# Static Probabilistic Timing Analysis for Multicore Processors with Shared Cache

Robert I. Davis, Jack Whitham, Computer Science Department, University of York, UK rob.davis@york.ac.uk, jack.whitham@york.ac.uk Dorin Maxim INRIA Nancy-Grand Est, France dorin.maxim@inria.fr

### I. INTRODUCTION

As a result of stringent requirements on size, weight, and power consumption (SWaP), as well as the need to provide advanced new functionality through software, critical real-time embedded systems in the aerospace, space, and automotive markets are beginning to make use of multicore processors for hard real-time applications. The deployment of hard real-time applications on advanced multicore processors requires a number of challenges to be overcome. A wealth of research has been done on scheduling and schedulability analysis for multicore platforms (see [7] for a survey); however, this work needs to be underpinned by safe and tight estimates of the Worst-Case Execution Time (WCET) of component tasks. Considerable work has been done on WCET analysis assuming non-pre-emptive execution on single processors (see [13] for a survey), and the impact of Cache Related Pre-emption Delays (CRPD) has been taken into account for multitasking systems [1], [2], [11]. However, research into adapting WCET techniques to address the challenges of multicore processors, and specifically the use of caches that are shared between two or more processors, is in its infancy.

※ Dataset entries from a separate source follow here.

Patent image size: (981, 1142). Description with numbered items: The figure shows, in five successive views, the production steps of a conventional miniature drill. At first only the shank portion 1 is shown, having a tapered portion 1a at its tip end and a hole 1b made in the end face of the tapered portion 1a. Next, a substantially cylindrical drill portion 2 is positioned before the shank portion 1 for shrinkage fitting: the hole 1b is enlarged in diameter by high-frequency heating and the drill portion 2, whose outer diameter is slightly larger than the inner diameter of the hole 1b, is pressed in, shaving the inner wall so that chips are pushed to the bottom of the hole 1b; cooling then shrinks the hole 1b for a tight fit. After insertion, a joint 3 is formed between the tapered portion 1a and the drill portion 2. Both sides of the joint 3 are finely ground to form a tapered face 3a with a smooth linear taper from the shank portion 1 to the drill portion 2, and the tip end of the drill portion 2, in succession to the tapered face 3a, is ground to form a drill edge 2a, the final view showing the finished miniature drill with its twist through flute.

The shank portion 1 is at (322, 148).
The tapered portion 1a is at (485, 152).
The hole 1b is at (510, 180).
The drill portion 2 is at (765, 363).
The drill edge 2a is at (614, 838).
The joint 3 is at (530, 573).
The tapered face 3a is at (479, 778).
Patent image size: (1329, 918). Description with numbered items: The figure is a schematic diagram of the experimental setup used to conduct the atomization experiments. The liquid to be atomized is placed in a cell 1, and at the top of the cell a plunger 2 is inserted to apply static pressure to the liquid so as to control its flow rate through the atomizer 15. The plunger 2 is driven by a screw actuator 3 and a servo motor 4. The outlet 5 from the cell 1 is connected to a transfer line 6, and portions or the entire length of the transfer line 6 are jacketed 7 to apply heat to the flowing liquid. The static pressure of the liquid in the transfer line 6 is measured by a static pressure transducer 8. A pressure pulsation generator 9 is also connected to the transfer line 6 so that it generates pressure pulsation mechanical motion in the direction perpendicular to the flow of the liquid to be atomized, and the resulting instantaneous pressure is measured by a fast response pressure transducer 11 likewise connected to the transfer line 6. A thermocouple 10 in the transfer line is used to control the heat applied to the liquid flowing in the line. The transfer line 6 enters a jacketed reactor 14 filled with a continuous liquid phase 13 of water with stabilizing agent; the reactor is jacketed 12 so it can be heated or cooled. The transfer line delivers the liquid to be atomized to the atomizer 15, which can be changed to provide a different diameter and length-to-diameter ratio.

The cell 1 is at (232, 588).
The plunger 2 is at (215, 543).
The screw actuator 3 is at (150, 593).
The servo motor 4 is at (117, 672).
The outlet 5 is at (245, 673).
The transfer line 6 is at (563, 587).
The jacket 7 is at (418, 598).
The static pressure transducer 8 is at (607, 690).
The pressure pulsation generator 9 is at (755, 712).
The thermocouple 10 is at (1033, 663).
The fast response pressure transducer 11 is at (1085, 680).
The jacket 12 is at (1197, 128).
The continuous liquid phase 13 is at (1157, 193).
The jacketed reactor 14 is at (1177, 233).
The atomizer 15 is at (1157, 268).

Many multicore processors make use of a cache hierarchy with private L1 caches per core and an L2 cache shared between cores. Sharing the L2 cache provides a significant performance boost over private L2 caches of the same total size, improving average-case performance and energy efficiency; however, the inter-core cache interference makes the WCET analysis problem extremely challenging. The problem is exacerbated by timing anomalies: The worst-case path for code executed in isolation may no longer be the worst-case path when inter-core cache contention is accounted for – see Figure 2 in [14].

The simplest and, as far as we are aware, the only compositional solution available so far is to assume that all L2 accesses are cache misses; however, as L2 latencies are typically high this is extremely pessimistic. Initial papers in this area [10], [14], [15], and [16] provide analysis which has complex dependencies on the detailed execution behaviour of contending tasks on other cores. However, details of the contending tasks may not necessarily be available for analysis, and even if they are, then such cross dependencies go against requirements for composability, which are necessary for the efficient development and integration of complex systems.

#### II. PROBABILISTIC APPROACH

One possible solution is to make use of randomisation techniques, in particular random cache replacement policies, which make the probability of pathological cases vanishingly small. Static Probabilistic Timing Analysis (SPTA) has been developed for single processor systems assuming both evict-on-access [4] and evict-on-miss policies [8], with analysis of probabilistic CRPDs also given in [8]. Such approaches have the potential to provide an increase in the level of performance of hard real-time systems that can be guaranteed with respect to an acceptable threshold for the timing failure rate [3], particularly as the bounds provided degrade far less rapidly, with respect to incomplete information about the execution history, than the WCET computed assuming deterministic cache replacement policies [12].

It is our conjecture that in the multicore case, with shared caches, random cache replacement policies have the potential to break dependencies on execution history and specific inter-core cache contention, and so permit effective probabilistic WCET analysis that supports timing composition. This is particularly important in the case of mixed-criticality systems where the tasks running on other processors may be of lower criticality. Separation via a simple interface, independent of task behaviour or misbehaviour, ensures that lower criticality tasks have a strictly bounded effect on higher criticality tasks of interest through interactions via the shared cache. A similar argument applies to open systems, where non-real-time tasks may be downloaded and run on a specific core. Here the complete set of tasks is not available at design time for analysis.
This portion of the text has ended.